Tetsuo
Voici un film qui aura hypnotisé on ne sait combien de cinéphiles (pouvant endurer le style expérimental), puisque la force de ses images suffit à motiver le spectateur pour le suivre pendant une heure. Mais quelle heure ! S’appuyant sur une métaphore simple mais efficace (l’homme concassé par la société qui devient une machine), et qui va nous faire partager un véritable trip punk, gore et ultra violent. L’introduction plante d’office les obsessions esthétiques du film : des câbles électriques qui pendent, de la graisse sur les murs, une sensation étouffante de confinement et des décors d’usine.
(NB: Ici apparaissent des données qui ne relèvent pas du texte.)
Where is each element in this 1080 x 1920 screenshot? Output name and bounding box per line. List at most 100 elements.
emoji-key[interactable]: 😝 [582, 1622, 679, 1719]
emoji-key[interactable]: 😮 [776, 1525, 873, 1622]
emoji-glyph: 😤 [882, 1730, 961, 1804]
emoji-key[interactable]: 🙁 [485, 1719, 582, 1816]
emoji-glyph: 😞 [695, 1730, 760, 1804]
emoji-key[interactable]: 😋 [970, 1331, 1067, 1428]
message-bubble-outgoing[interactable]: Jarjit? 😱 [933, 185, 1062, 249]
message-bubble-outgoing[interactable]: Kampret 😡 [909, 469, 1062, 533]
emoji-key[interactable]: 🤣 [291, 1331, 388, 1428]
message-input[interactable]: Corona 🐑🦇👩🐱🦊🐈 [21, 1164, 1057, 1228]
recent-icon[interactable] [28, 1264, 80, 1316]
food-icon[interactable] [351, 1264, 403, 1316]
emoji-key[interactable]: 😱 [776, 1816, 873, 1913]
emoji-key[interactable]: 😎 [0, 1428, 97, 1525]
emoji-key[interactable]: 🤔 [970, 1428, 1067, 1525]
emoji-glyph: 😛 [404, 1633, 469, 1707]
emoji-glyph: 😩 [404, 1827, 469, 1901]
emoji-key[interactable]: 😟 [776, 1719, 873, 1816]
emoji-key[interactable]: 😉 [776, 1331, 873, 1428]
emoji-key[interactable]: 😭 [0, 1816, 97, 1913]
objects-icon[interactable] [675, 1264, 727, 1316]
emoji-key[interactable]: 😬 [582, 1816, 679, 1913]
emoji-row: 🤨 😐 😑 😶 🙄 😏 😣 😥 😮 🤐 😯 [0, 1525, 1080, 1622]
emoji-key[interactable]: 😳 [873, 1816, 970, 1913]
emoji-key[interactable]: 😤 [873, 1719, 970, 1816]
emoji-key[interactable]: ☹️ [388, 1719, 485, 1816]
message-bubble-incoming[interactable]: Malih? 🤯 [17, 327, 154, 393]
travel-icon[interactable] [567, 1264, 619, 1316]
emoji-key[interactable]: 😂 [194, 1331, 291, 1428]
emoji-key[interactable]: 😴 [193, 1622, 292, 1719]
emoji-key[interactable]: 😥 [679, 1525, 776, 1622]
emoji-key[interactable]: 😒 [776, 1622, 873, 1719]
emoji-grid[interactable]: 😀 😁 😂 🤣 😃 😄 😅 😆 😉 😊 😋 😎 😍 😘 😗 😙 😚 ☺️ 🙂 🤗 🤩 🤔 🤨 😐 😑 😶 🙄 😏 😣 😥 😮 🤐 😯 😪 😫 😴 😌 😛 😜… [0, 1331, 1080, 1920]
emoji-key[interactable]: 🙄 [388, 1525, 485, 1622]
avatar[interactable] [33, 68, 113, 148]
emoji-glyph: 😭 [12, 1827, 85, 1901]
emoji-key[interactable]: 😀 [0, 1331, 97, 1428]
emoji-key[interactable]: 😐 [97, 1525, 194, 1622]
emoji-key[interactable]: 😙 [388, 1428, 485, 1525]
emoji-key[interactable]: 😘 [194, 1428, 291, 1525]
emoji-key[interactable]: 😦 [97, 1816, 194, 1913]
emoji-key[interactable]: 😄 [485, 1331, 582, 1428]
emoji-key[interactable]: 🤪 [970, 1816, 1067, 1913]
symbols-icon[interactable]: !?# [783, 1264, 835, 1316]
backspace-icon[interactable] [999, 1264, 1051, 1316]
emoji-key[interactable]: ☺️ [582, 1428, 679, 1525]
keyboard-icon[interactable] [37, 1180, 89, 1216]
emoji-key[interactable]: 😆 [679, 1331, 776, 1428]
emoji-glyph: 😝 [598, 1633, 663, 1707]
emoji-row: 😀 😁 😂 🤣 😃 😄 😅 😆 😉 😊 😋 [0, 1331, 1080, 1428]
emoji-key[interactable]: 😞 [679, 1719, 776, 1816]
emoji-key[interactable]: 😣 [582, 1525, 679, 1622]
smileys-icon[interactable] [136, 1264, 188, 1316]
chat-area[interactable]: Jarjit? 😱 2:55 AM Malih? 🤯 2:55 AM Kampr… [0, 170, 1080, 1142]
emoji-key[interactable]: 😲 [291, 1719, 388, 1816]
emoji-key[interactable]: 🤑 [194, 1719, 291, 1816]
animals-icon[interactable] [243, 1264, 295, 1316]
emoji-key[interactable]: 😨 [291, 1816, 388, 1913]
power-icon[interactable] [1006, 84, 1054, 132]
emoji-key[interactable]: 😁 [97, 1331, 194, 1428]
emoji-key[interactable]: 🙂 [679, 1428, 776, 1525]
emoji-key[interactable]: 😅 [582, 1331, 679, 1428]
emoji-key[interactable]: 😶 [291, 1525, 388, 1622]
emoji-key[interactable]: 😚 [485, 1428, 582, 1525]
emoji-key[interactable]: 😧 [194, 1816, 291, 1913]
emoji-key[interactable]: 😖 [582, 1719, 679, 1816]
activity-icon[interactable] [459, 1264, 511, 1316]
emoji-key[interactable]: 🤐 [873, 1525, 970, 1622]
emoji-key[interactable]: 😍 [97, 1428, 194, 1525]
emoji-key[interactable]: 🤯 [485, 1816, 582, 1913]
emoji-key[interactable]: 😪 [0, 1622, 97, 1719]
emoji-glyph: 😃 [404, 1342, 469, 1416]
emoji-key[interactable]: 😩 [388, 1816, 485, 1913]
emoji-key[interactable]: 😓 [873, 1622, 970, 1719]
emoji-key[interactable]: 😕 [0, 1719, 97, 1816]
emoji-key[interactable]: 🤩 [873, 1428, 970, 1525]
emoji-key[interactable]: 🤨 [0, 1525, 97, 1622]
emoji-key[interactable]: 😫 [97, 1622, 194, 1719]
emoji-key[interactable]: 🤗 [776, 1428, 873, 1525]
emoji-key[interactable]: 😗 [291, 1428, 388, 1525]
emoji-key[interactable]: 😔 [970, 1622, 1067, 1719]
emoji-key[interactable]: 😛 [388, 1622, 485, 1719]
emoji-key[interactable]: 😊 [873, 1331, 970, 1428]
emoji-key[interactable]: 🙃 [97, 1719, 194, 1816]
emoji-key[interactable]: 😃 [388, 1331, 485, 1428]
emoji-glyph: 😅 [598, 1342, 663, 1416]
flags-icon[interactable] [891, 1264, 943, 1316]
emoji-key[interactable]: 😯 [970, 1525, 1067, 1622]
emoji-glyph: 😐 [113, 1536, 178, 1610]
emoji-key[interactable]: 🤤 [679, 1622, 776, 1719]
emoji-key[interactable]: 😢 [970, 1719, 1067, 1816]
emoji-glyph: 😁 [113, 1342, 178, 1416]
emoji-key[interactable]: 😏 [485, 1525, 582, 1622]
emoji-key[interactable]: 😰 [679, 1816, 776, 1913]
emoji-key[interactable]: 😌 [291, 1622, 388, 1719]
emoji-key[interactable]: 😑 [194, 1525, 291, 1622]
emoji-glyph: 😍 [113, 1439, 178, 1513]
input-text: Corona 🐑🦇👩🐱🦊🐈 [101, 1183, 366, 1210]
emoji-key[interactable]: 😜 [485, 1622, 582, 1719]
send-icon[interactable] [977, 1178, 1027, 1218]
Un inconnu se mutile pour s’enfoncer un tuyau dans la jambe (on voit sur ses murs des dizaines de photos de sportifs, ce qui laisse planer l’idée que l’homme cultive une quête de performance chez le corps humain), avant de piquer un 100 mètres et de finir percuté par une voiture. Arrive la séquence de présentation de notre personnage principal : un gars en costard qui bosse dans un bureau et qui semble ici secoué de gestes désordonnés (une sorte de rage) sur une musique au rythme industrielle. C’est parti. On suit alors le quotidien de ce cadre, complètement formaté à une existence codifiée, méticuleusement pensée et qui ne cède jamais à la moindre folie. La scène devant le miroir, première saillie gore, sera le premier élément perturbateur de la journée du héros. S’ensuit une longue conversation entre notre homme et sa maîtresse, à qui il répète inlassablement la même chose en pensant à ce qu’il pourrait lui faire, sans pour autant passer à l’acte.
C’est seulement après que la première manifestation machine organisme aura lieu, sous la forme d’une femme au poignet infecté. Cette scène sera d’ailleurs la première où on découvrira qu’une sorte de démon planqué dans la mécanique (l’instinct ?) investira les corps qui se transforment en machine. Ce premier contact, violent (arrachage d’oreille, plantage de stylo dans la gorge…), laisse entrevoir les futurs séquences marquantes de Tetsuo, à savoir ces fameux plans séquence accélérés où le protagoniste se déplace à toute allure dans les rues de la villes. Au cours de l’affrontement avec la possédée, notre personnage est à son tour contaminé par ce démon mécanique. Commence alors la transformation physique et psychique du héros, qui passe de l’état de victime à celui de monstre. Pour le pétage de câble, on prendra comme référence la séquence où le héros, impuissant, se fait sodomiser par un démon féminin arborant un gigantesque tuyau en guise de phallus. Niveau symboles sexuels, le film ne dose pas ses effets, ne perdant jamais une occasion de revenir à ces symboles pour conserver l’impact viscéral de l’œuvre. Mais cet impact est sans cesse entretenu par la transformation progressive de notre homme en machine, ce dernier arborant bientôt une monstrueuse perceuse à la place de son sexe (sa partenaire, véritable bête de sexe que notre homme ne va pas ménager, en fera les frais).
Et bientôt, c’est l’amalgame chaotique entre chair et métal, où tout n’est plus que tuyaux et muscles. Passé ce stade, c’est carrément le mobilier qui se transforme, réorganisant les objets, fusionnant les êtres vivants présents dans les environs (on aura le cas du chat fusionnant avec des ustensiles électro-ménagers et des aliments)… A ce stade, l’incarnation du démon mécanique ne nous surprend plus, mais les séquences qui suivent, graphiquement très fortes, nous conduisent tout droit à la confrontation finale dans un enchevêtrement de câbles, où notre héros mécanique et le démon fusionnent pour former un gros tank qui projette de détruire le monde. Tetsuo, c’est une ambiante démente, dynamisée par une bande originale ultra dynamique et dont les obsessions graphiques accouchent d’une ambiance malade fascinante. N’ayant jamais vu le film en sous-titré, les dialogues restent donc une énigme pour moi. Mais ils me semblent dispensables au vu de la force des images et de la musique, qui créent un extra-ordinaire univers avec peu de chose. Une saga est née.